Vorerbe, Nacherbe, Schlusserbe

testamentIn Ihrem Tes­tament oder in Ihrem Erbver­trag ha­ben Sie auch die Möglichkeit, An­ordnun­gen für die Aus­ein­andersetzung der Erbengemeinschaft zu treffen. Die Vor- und Na­ch­erb­schaft ist dabei
eine ­Form. Als Erb­las­ser können Sie ei­nen Er­ben auch in der Form einset­zen, dass die­ser erst Erbe wird, nach­dem ein an­de­rer Erbe gewor­den ist (Na­ch­erbe). Damit si­chern Sie den Ver­bleib Ih­res Vermö­gens (ggf. Firmenvermö­gens) in Ih­rer Fa­milie. Der zu­nächst ein­gesetzte Erbe – Ihr zwei­ter Ehegatte – wird für be­stimmte Zeit Vor­erbe, de­s­sen Er­brecht endet mit ei­nem von Ihnen festgeleg­ten Er­eig­nis, dem so ge­nann­ten Na­ch­erbfall (Tod oder Wiederverheira­tung). Dann geht die Erb­schaft auf den Na­ch­er­ben über, der letztlich Ihr Schlusserbe ist.
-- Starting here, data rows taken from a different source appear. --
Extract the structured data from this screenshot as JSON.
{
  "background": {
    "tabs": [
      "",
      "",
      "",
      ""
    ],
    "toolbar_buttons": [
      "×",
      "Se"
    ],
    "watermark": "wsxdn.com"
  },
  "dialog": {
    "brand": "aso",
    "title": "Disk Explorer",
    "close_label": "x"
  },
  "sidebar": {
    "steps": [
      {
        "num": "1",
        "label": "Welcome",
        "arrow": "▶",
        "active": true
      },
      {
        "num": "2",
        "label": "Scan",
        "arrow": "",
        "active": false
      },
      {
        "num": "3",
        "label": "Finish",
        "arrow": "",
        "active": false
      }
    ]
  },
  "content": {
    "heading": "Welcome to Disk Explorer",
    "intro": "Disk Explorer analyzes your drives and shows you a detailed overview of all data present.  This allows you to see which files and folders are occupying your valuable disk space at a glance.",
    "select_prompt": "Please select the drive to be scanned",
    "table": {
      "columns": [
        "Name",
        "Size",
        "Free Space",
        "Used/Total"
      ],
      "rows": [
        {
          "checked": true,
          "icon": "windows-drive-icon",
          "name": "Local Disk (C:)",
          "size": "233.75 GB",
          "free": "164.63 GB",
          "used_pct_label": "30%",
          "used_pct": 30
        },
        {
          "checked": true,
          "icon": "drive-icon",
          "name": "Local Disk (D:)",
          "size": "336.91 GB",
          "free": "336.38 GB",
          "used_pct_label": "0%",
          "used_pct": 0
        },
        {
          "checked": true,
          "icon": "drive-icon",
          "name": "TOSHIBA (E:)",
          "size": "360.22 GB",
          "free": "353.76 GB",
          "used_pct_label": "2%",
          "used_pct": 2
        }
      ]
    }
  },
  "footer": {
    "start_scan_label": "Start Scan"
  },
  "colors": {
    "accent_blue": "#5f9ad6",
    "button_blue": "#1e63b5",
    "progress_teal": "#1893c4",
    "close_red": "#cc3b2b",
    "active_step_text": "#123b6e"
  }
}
Die Eltern ei­nes behinder­ten Kin­des ha­ben oftmals ein In­ter­esse daran, den Nach­lass für das Kind durch ein so ge­nanntes Behinderten­tes­tament zu regeln. Das Ziel ei­ner sol­chen Nach­lass­regelung ist es (in der Regel über die An­ord­nung ei­ner Vor­erb­schaft des behinder­ten Kin­des bei gleichzeiti­ger An­ord­nung ei­ner Tes­tamentsvollstreckung) dem Kind den Nach­lass zuwen­den zu können, ohne gleichzeitig die Möglichkeit der anrech­nungs­frei­en In­an­spruchnah­me sozialer Leis­tun­gen einzuschränk­en.